In merito a questo argomento è fondamentale il lavoro minuzioso e attento condotto da Giuseppe Tamburrano, in collaborazione con Gianna Granati e Alfonso Isinelli, e con l'ausilio di un'esperta in perizie calligrafiche, Anna Petrecchia. Il loro lavoro è stato raccolto nel libro "Processo a Silone. Le disavventure di un povero cristiano" del 2001.            Tamburrano e i suoi collaboratori hanno analizzato accuratamente i documenti su cui Biocca e Canali hanno fondato la loro tesi, ed hanno elencato una serie di imprecisioni, trascuratezze ed errori compiuti dai due. Prima di tutto essi sottolineano il fatto che i fascisti erano soliti usare tutti i mezzi possibili per riuscire ad infangare i loro avversari e, per riuscire a raggiungere lo scopo, non esitavano a raccogliere calunnie e delazioni da parte di chiunque. Per cui, molti dei materiali depositati presso l'Archivio Centrale dello Stato contengono informazioni inaffidabili, incomplete e prive di riscontro reale. Nel caso specifico, le note attribuite da Biocca e Canali a Silone sono rappresentate da messaggi dattilografati o scritti con grafie diverse, prive di mittente o con mittenti vari e dai contenuti molto generici. Non c'è nessuna identificazione certa della fonte. Il nome "Silvestro" (e non Silvestri come Biocca-Canali scrivono) appare solo dal 30 aprile 1928, immediatamente dopo l'arresto di Romolo. I rapporti, in sostanza, sono rappresentati da note anonime, generiche, scritte evidentemente da persone diverse. Secondo Tamburrano e colleghi, quindi, non c'è una ragione oggettiva che permetta di attribuire inconfutabilmente quei documenti a Silone. A confermare il tutto, la perizia della grafologa Petrecchia sulla base della lettera autografa di Silone, datata 13 aprile 1930.

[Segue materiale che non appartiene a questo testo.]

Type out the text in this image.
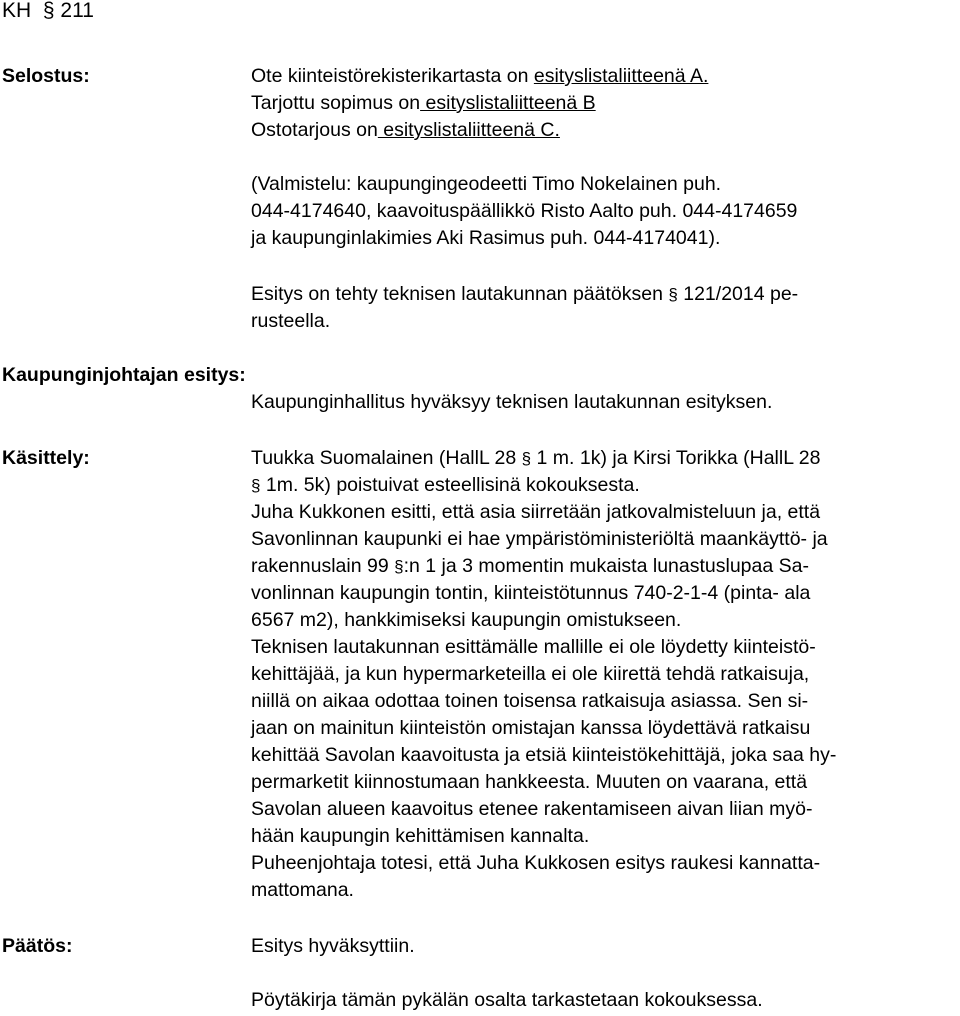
KH § 211
Selostus:	Ote kiinteistörekisterikartasta on esityslistaliitteenä A.
Tarjottu sopimus on esityslistaliitteenä B
Ostotarjous on esityslistaliitteenä C.
(Valmistelu: kaupungingeodeetti Timo Nokelainen puh.
044-4174640, kaavoituspäällikkö Risto Aalto puh. 044-4174659
ja kaupunginlakimies Aki Rasimus puh. 044-4174041).
Esitys on tehty teknisen lautakunnan päätöksen § 121/2014 pe-
rusteella.
Kaupunginjohtajan esitys:
Kaupunginhallitus hyväksyy teknisen lautakunnan esityksen.
Käsittely:	Tuukka Suomalainen (HallL 28 § 1 m. 1k) ja Kirsi Torikka (HallL 28
§ 1m. 5k) poistuivat esteellisinä kokouksesta.
Juha Kukkonen esitti, että asia siirretään jatkovalmisteluun ja, että
Savonlinnan kaupunki ei hae ympäristöministeriöltä maankäyttö- ja
rakennuslain 99 §:n 1 ja 3 momentin mukaista lunastuslupaa Sa-
vonlinnan kaupungin tontin, kiinteistötunnus 740-2-1-4 (pinta- ala
6567 m2), hankkimiseksi kaupungin omistukseen.
Teknisen lautakunnan esittämälle mallille ei ole löydetty kiinteistö-
kehittäjää, ja kun hypermarketeilla ei ole kiirettä tehdä ratkaisuja,
niillä on aikaa odottaa toinen toisensa ratkaisuja asiassa. Sen si-
jaan on mainitun kiinteistön omistajan kanssa löydettävä ratkaisu
kehittää Savolan kaavoitusta ja etsiä kiinteistökehittäjä, joka saa hy-
permarketit kiinnostumaan hankkeesta. Muuten on vaarana, että
Savolan alueen kaavoitus etenee rakentamiseen aivan liian myö-
hään kaupungin kehittämisen kannalta.
Puheenjohtaja totesi, että Juha Kukkosen esitys raukesi kannatta-
mattomana.
Päätös:	Esitys hyväksyttiin.
Pöytäkirja tämän pykälän osalta tarkastetaan kokouksessa.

Tamburrano smantella anche l'argomentazione della presunta coincidenza di tempi e luoghi rispetto all'invio delle note e gli spostamenti di Silone in quanto, anche in questo caso, non esiste una prova certa: bisognerebbe conoscere con esattezza i movimenti dello scrittore e anche il tempo che una lettera impiegava per arrivare a Roma dal luogo in cui Silone si trovava.
La tesi finale di Tamburrano è, quindi, che i documenti alla polizia fascista siano un tentativo da parte di Silone di fingersi informatore per salvare il fratello, arrestato e condannato a morte.